Le responsable de Kiraay affirme avoir été menacé puis pris à partie à la sortie de l’émission « Banc Public ». Il a saisi la brigade de gendarmerie de Ouakam et appelle les médias à ne pas banaliser ces pratiques.
Le ton monte autour des débats politiques dans les médias sénégalais. Djibril Bèye, membre de Kiraay, formation politique soutenant le président Bassirou Diomaye Faye, a déposé une plainte contre X auprès de la brigade de gendarmerie de Ouakam après une tentative présumée d’agression physique survenue dans les locaux de Seneweb, à l’issue de l’émission « Banc Public ».
Les faits se seraient produits dans la nuit du vendredi 11 au samedi 12 septembre 2026, vers 1 h 30, après l’enregistrement du talk-show hebdomadaire diffusé chaque vendredi soir sur Seneweb TV. D’après la déposition de Djibril Bèye, un individu qui serait venu rejoindre son co-débatteur, Rassoul Mbaye, cadre de PASTEF, l’aurait pris à partie alors qu’il se trouvait dans l’ascenseur.

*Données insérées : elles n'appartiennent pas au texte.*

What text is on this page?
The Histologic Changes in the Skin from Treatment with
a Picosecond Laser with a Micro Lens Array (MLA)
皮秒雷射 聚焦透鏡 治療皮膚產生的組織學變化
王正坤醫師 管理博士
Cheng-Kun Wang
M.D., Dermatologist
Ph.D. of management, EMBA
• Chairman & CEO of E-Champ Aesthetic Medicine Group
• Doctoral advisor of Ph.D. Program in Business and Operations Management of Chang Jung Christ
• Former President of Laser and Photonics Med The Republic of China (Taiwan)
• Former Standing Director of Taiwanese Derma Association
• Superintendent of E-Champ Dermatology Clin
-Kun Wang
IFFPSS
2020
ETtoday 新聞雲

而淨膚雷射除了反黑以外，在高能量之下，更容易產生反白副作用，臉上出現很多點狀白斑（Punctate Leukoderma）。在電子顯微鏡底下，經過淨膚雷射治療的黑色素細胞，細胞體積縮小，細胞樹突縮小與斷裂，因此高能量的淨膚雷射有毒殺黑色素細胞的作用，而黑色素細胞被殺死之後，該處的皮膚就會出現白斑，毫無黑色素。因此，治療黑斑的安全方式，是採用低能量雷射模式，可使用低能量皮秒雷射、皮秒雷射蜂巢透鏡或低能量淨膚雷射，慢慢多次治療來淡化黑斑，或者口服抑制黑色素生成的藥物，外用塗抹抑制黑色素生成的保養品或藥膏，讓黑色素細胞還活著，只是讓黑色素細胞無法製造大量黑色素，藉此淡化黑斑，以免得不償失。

Selon le récit livré aux enquêteurs, l’individu aurait commencé par proférer des insultes et des menaces avant de tenter de s’en prendre physiquement à lui à la sortie de l’ascenseur. « Dans l’ascenseur, cet individu a proféré à mon encontre des insultes et des menaces verbales, et de violence physique. À la sortie de l’ascenseur, il a tenté de s’en prendre physiquement à moi avec une grande violence », relate le responsable de Kiraay dans sa plainte.
La situation aurait toutefois été rapidement maîtrisée grâce à l’intervention de plusieurs personnes présentes sur les lieux. Rassoul Mbaye, avec lequel Djibril Bèye venait de participer au débat politique, serait notamment intervenu pour retenir l’individu et permettre à son contradicteur de s’éloigner. Les agents de sécurité de Seneweb se seraient également interposés afin d’empêcher que l’incident ne dégénère.
Pour Djibril Bèye, cette intervention a permis d’éviter une confrontation physique plus grave. Il estime que sans la réaction de son co-débatteur et du personnel de sécurité, l’agression aurait pu aller jusqu’aux coups.
Dans le cadre de sa plainte, le responsable politique demande aux enquêteurs de procéder à l’exploitation des images de vidéosurveillance disponibles dans les locaux de Seneweb. Il souhaite également que l’agent de sécurité présent au moment des faits soit entendu afin de contribuer à l’identification de l’auteur présumé de la tentative d’agression.
Au-delà de la procédure judiciaire, Djibril Bèye a choisi de rendre l’affaire publique. Dans un communiqué adressé ce samedi 12 septembre aux directeurs de publication et responsables de rédaction, il appelle les médias à relayer les faits et à s’interroger sur la banalisation des comportements violents autour des émissions politiques.
« Je vous demande de bien vouloir publier et relayer cet acte ignoble et dangereux pour la démocratie, afin que nul n’en ignore la gravité et que de tels agissements ne se reproduisent plus dans notre espace médiatique », écrit-il.
Le responsable de Kiraay dit également vouloir faire de cette plainte une démarche de principe plutôt qu’une initiative motivée par la revanche. Il revendique son droit à participer librement au débat politique sans subir de pression ou d’intimidation en raison de ses positions.
« Je refuse de céder à la peur. Je refuse de me taire. Je refuse que l’intimidation remplace l’argument », affirme-t-il, avant de rappeler l’importance de la tradition de débat démocratique au Sénégal.
Pour Djibril Bèye, les divergences politiques ne sauraient justifier le recours à la violence, encore moins dans l’environnement des médias, qui constitue un espace essentiel du débat public. Il estime ainsi que l’incident doit interpeller l’ensemble des acteurs politiques et médiatiques sur la nécessité de préserver des échanges contradictoires fondés sur les arguments plutôt que sur les menaces ou les affrontements.